LE CAIRE, 28 juin (IPS) - Mohamed Morsi des Frères musulmans, est confronté à toute une série d’obstacles politiques après avoir été officiellement déclaré le premier président démocratiquement élu de l’Egypte, le 24 juin.

"En raison des manœuvres politiques en cours entre les Frères musulmans et le conseil militaire au pouvoir, il est incertain jusqu’à présent de savoir devant quelle institution d’Etat Morsi prêtera serment", a déclaré à IPS, Abdel Ghaffar Shukr, fondateur du Parti de l’alliance socialiste populaire.

Le 24 juin, la commission électorale d’Egypte a finalement annoncé les résultats officiels d’un deuxième tour vivement disputé les 16 et 17 juin entre Morsi et son rival Ahmed Shafiq, le Premier ministre de l’ère de Moubarak largement considéré comme le candidat de choix du Conseil suprême des forces armées (CSFA), au pouvoir.

Morsi a obtenu 51,7 pour cent (environ 13,2 millions des voix) contre 48,3 pour cent (quelque 12,3 millions des suffrages) pour Shafiq.

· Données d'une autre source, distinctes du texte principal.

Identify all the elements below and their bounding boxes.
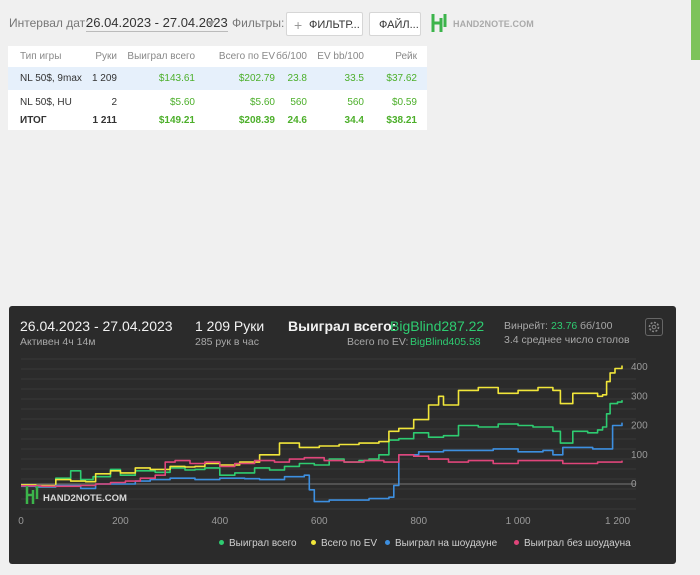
x-tick-label: 0	[18, 516, 24, 527]
date-range-picker[interactable]: 26.04.2023 - 27.04.2023	[86, 15, 228, 32]
results-table: Тип игры Руки Выиграл всего Всего по EV …	[8, 46, 427, 130]
y-tick-label: 0	[631, 479, 637, 490]
chart-series	[21, 365, 623, 503]
legend-marker	[219, 540, 224, 545]
add-filter-label: ФИЛЬТР...	[309, 19, 360, 31]
table-header: Тип игры Руки Выиграл всего Всего по EV …	[8, 46, 427, 66]
cell-ev: $5.60	[249, 97, 275, 108]
cell-ev-bb100: 34.4	[344, 115, 364, 126]
legend-item-won[interactable]: Выиграл всего	[219, 538, 297, 549]
cell-game-type: NL 50$, 9max	[20, 73, 82, 84]
y-tick-label: 200	[631, 421, 648, 432]
column-header[interactable]: Руки	[95, 51, 117, 62]
plus-icon: +	[294, 17, 303, 33]
stats-won-label: Выиграл всего:	[288, 318, 397, 334]
stats-won-value: BigBlind287.22	[390, 318, 485, 334]
x-tick-label: 1 200	[605, 516, 630, 527]
column-header[interactable]: Всего по EV	[218, 51, 275, 62]
cell-rake: $0.59	[391, 97, 417, 108]
date-interval-label: Интервал дат:	[9, 16, 89, 30]
x-tick-label: 1 000	[506, 516, 531, 527]
legend-marker	[311, 540, 316, 545]
settings-button[interactable]	[645, 318, 663, 336]
x-axis: 0 200 400 600 800 1 000 1 200	[18, 516, 630, 527]
cell-ev: $202.79	[238, 73, 275, 84]
scrollbar[interactable]	[691, 0, 700, 60]
stats-tables: 3.4 среднее число столов	[504, 334, 630, 346]
legend-item-showdown[interactable]: Выиграл на шоудауне	[385, 538, 497, 549]
y-axis: 400 300 200 100 0	[631, 362, 648, 490]
cell-total-label: ИТОГ	[20, 115, 47, 126]
stats-hands: 1 209 Руки	[195, 318, 265, 334]
stats-date-range: 26.04.2023 - 27.04.2023	[20, 318, 173, 334]
cell-rake: $37.62	[386, 73, 417, 84]
filters-label: Фильтры:	[232, 16, 285, 30]
hand2note-logo-icon	[431, 14, 447, 32]
series-line	[21, 365, 623, 487]
stats-winrate-label: Винрейт:	[504, 320, 548, 332]
legend-item-non-showdown[interactable]: Выиграл без шоудауна	[514, 538, 631, 549]
cell-ev-bb100: 560	[347, 97, 364, 108]
cell-bb100: 24.6	[287, 115, 307, 126]
column-header[interactable]: EV bb/100	[317, 51, 364, 62]
cell-hands: 1 209	[91, 73, 117, 84]
legend-marker	[385, 540, 390, 545]
legend-label: Всего по EV	[321, 538, 378, 549]
legend-label: Выиграл без шоудауна	[524, 538, 631, 549]
stats-winrate-value: 23.76	[551, 320, 578, 332]
column-header[interactable]: бб/100	[276, 51, 307, 62]
logo-text: HAND2NOTE.COM	[453, 19, 534, 29]
graph-panel: 26.04.2023 - 27.04.2023 Активен 4ч 14м 1…	[9, 306, 676, 564]
y-tick-label: 400	[631, 362, 648, 373]
cell-ev-bb100: 33.5	[344, 73, 364, 84]
x-tick-label: 600	[311, 516, 328, 527]
x-tick-label: 200	[112, 516, 129, 527]
stats-hands-per-hour: 285 рук в час	[195, 336, 259, 348]
legend-marker	[514, 540, 519, 545]
cell-won: $149.21	[158, 115, 195, 126]
x-tick-label: 800	[410, 516, 427, 527]
cell-game-type: NL 50$, HU	[20, 97, 72, 108]
table-row[interactable]: NL 50$, 9max 1 209 $143.61 $202.79 23.8 …	[8, 67, 427, 90]
cell-ev: $208.39	[238, 115, 275, 126]
stats-winrate-unit: бб/100	[580, 320, 613, 332]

Pourtant, même avant qu’il ne soit officiellement nommé président, Morsi est confronté à d’énormes obstacles politiques du fait d’une pluie de décisions judiciaires et de décrets militaires récents qui sapent considérablement le parlement et la présidence de l’Egypte.

Le 14 juin, la Haute cour constitutionnelle d’Egypte (HCC) a statué qu’une loi sur les élections législatives, "qui avait régi le scrutin législatif de l’année dernière", est inconstitutionnelle. Le lendemain, le CSFA a ordonné la dissolution de l’Assemblée populaire (la Chambre basse du parlement démocratiquement élu d’Egypte), dont presque la moitié des sièges était détenue par le Parti pour la liberté et la justice des Frères musulmans. Cette décision a laissé les experts en droit se gratter la tête.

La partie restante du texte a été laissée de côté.